E, finora, fanno notare i responsabili cinesi, il Pcc (Partito Comunista cinese) ha mantenuto le sue promesse di coinvolgere la base sulle decisioni politiche. In tal senso, ne è una dimostrazione pratica il consenso popolare (indiretto, si direbbe!) ricevuto a seguito dell’adozione di misure drastiche per il contenimento della pandemia e per la restrizione delle libertà di movimento, basate sull’uso indiscriminato di Big Data derivanti da potenti software di tracciamento e di riconoscimento facciale che, in Occidente, sarebbero stati ritenuti universalmente illegali e antidemocratici.

Il successo popolare delle misure anti-Covid, fanno notare i responsabili di Pechino, ha consentito alla Cina (il che è vero!) di mantenere il passo rispetto alla sua prodigiosa crescita economica pluridecennale. Sembrerebbe poco credibile, ma in realtà il sistema del partito unico e dell’uomo solo al comando ha attirato l’interesse di molti Paesi, anche occidentali, come seria alternativa al modello post 1945 a dominante statunitense.

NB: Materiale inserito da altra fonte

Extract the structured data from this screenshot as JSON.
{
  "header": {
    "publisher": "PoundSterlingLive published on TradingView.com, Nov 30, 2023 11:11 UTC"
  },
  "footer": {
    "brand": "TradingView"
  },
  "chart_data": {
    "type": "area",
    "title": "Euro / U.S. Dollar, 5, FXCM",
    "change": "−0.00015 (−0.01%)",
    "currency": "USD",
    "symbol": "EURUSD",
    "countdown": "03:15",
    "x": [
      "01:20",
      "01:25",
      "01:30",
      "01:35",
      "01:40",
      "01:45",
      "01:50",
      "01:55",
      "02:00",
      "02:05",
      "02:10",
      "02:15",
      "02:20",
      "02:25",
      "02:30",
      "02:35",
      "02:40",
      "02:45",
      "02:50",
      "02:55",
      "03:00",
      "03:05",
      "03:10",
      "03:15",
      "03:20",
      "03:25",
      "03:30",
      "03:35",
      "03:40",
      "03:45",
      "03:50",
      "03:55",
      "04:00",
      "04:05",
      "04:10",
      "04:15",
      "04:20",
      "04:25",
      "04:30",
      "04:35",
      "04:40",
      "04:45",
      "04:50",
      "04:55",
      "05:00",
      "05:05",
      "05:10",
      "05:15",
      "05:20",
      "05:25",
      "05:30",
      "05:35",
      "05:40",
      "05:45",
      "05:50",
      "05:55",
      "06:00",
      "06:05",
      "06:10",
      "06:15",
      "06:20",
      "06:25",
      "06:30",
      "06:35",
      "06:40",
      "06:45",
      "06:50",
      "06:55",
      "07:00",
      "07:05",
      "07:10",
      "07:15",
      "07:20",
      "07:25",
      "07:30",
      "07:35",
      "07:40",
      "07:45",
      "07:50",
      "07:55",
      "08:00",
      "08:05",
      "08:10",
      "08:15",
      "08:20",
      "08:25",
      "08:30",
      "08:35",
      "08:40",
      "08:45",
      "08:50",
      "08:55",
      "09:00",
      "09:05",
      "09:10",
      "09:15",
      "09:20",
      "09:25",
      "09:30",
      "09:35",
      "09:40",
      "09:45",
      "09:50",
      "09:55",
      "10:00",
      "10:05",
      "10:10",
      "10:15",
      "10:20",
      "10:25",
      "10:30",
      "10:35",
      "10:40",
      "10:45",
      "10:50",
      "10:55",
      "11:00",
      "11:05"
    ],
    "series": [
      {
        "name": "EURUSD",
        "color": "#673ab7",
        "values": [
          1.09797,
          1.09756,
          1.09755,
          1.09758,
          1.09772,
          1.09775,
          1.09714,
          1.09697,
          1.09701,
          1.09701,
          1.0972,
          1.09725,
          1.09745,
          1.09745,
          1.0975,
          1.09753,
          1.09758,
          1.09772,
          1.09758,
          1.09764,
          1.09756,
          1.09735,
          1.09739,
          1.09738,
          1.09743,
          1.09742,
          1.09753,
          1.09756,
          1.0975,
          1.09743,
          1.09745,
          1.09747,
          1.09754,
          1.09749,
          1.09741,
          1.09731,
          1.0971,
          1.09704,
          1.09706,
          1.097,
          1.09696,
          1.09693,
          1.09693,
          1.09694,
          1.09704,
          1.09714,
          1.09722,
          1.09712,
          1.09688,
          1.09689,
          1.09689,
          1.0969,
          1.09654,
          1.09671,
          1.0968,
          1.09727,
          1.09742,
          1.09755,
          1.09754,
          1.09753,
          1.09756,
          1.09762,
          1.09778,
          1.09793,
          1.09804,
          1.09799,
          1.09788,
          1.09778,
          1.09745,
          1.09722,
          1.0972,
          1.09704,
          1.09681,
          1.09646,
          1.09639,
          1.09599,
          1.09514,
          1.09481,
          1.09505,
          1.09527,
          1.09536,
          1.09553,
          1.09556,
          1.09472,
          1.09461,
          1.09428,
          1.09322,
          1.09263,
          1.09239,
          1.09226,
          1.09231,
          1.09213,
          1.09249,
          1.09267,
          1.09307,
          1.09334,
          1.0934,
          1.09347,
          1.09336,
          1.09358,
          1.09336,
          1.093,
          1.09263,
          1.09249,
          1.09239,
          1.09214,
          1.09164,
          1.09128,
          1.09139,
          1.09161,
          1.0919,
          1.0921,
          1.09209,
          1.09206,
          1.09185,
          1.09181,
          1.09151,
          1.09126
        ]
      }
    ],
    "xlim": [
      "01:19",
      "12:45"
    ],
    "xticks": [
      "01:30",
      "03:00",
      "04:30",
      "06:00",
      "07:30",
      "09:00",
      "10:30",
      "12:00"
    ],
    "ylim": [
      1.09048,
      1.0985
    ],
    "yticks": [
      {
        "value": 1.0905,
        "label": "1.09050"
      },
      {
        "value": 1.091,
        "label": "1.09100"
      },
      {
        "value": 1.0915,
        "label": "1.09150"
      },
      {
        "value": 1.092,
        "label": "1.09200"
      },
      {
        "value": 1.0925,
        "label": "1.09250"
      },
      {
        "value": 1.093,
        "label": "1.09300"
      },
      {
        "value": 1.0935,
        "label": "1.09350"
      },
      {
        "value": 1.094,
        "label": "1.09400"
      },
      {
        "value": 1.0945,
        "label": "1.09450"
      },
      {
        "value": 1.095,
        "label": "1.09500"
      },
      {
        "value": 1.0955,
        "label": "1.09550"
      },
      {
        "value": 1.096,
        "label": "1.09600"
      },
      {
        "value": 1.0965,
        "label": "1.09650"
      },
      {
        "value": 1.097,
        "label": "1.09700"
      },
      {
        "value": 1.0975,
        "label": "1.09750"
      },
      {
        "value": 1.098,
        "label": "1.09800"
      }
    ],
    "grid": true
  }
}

Tant’è vero che, in un suo intervento in videoconferenza con i leader africani, Xi Jinping, parlando degli aiuti cinesi per combattere la pandemia, ha citato “l’autentico multilateralismo” perseguito dalla Cina, il solo in grado di favorire libertà, giustizia e sviluppo, senza intromissioni negli affari interni degli altri Paesi, né condanne per supposte discriminazioni razziali o imposizione di sanzioni unilaterali. Chiarissimo il discorso pro domo sua. Del resto, i politologi tendono a distinguere tra la legittimazione interna (derivante dal risultato delle elezioni politiche a suffragio universale), da quella esterna, basata cioè sulle performance e sui successi del Governo in campo socio-economico e della sicurezza nazionale.

E non pochi in Occidente (con qualche ragione, come sappiamo) sono disposti a barattare una libertà di cui non sanno che farsene, in cambio di più benessere economico, dirigismo e sicurezza sociale. Beninteso, a patto di adeguarsi ai bassi livelli salariali della Cina! Ovviamente, occorre ricordare (The Economist del 4 dicembre) che il Pcc non consente che vengano indette libere elezioni, perché poi potrebbe anche perderle! E poiché i giornalisti troppo liberi e curiosi, disposti a denunciare le malefatte del regime, danneggerebbero l’immagine dell’infallibilità del Partito e del Grande Timoniere, meglio che se ne stiano in prigione senza creare problemi. Idem per i Parlamenti democratici, come quello che c'era una volta a Hong Kong (e domani toccherà al suo gemello di Taiwan) prima della loro riannessione alla Madrepatria, che debbono parlare e legiferare con una sola voce Pechino-style!

Tant’è vero che gli stessi amministratori locali dell’isola vengono richiamati per legge a dimostrare il loro senso patriottico e, per aiutarli, è previsto che qualunque forma di opposizione al governo sia perseguita penalmente! Forse, per i conservatori europei, sarà meglio, molto meglio, pensare a un vero sistema alternativo al (giallo) suprematismo ipernazionalista cinese!